Narcan is the brandname for the generic drug naloxone, which is an opioid-antagonist that not only blocks opioid receptors in the brain, preventing overdose, but clears receptors already filled, reversing the effects of an overdose.

She said, contrary to some myths, Narcan cannot make anyone high, and cannot be overdosed on. She said because it’s specifically tailored to attack opioids in the body, it will do nothing unless those opioids are present.

“I could give myself Narcan right now and it wouldn’t do anything,” she said. “ … (unless you have opioids in your system) it’s essentially inert.”

Williams said she sees a lot of myths about Narcan, as well as about drugs and drug addiction in general that really hurt the very people who need help the most.

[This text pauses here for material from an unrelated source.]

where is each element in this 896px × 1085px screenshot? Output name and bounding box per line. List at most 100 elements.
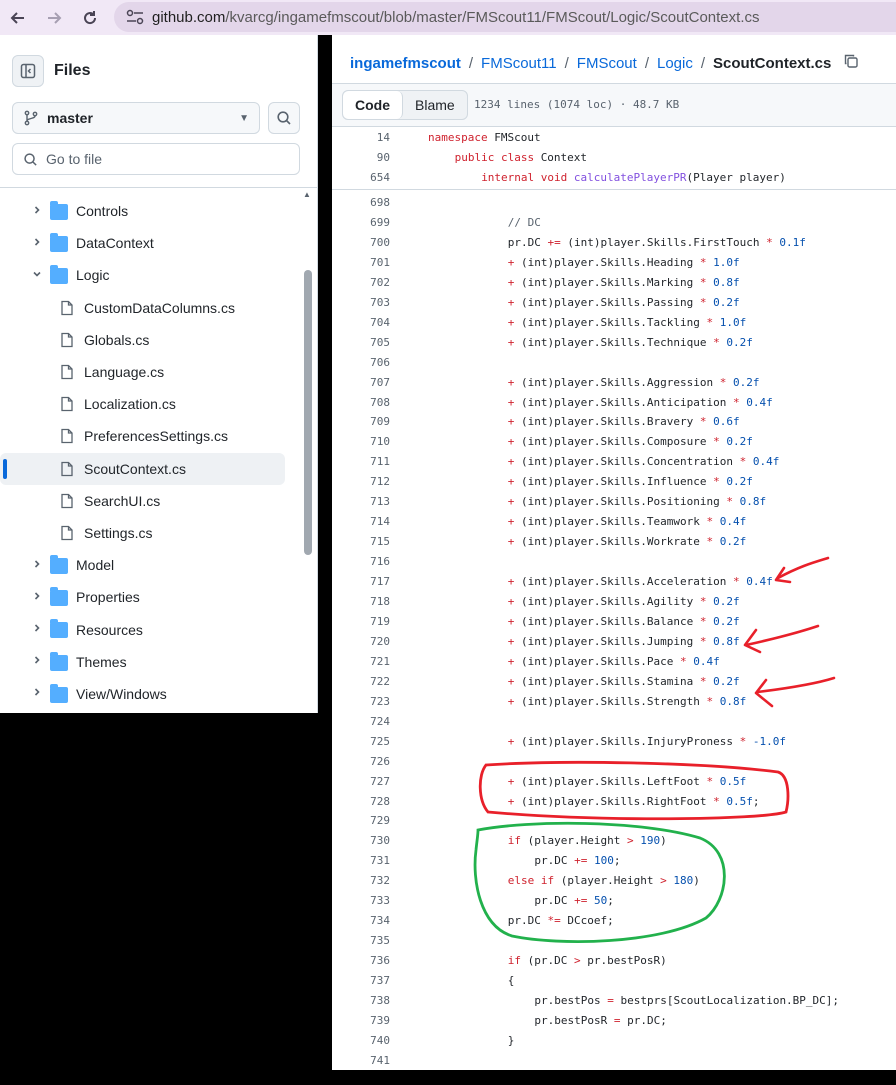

She said media in the U.S. often exaggerates the dangers of certain drugs and reinforces stereotypes about the people who use drugs, and this just leads to more people dying.

A particularly pervasive myth she sees is the idea that just touching fentanyl, an increasingly common opioid throughout the U.S., is enough to induce an overdose, something she said has been studied and proven to be practically impossible without some other factor at play.

“That’s just not true, it’s biologically impossible,” she said.

She said the American College of Medical Toxicology and the American Academy of Clinical Toxicology studied this and in a joint report stated that the chances of overdose from incidental transdermal exposure is extremely low.

Williams said it would take 200 minutes of breathing fentanyl, even at the highest airborne concentrations, just to reach a therapeutic dose of the drug, let alone enough to overdose on it.

She stressed that caution should be taken when handling these substances of course, but this myth, and others like it, cause so much paranoia that people have had panic attacks when dealing with situations involving the drug, and discourages people from wanting to even touch a person suffering from an overdose for fear of being hurt.

She said these responses are understandable given how pervasive some of these beliefs are, but in the end all it leads to is more people dying.

Williams said another problem she sees is a lack of awareness surrounding good samaritan laws.

She said there are laws in place to protect people who report overdoses to law enforcement from being prosecuted for possessing drug paraphernalia and things like that.

She said drugs like these are often taken in groups, and if one person overdoses, and everyone is scared to call the police for fear of being arrested, that’s just another dead person, and the laws protect those people.

Williams said the opioid crisis is getting more and more serious, among people of every race and every socioeconomic class, and they want to save as many people as they can.

She said if anyone has a person in their life who uses opioids, even if it’s prescribed for pain reduction, she encourages them to come in and get trained, because even when using it legally, mistakes happen and her department wants to save everyone they possibly can.

She said the department does not make moral judgments on anyone and if they want Narcan they don’t need money, identification, or to provide any information about themselves to get it. All they need to do is come in and ask.

Hill County Sheriff Jamie Ross said his department has been using Narcan for a long time and he’s glad the health department is doing this.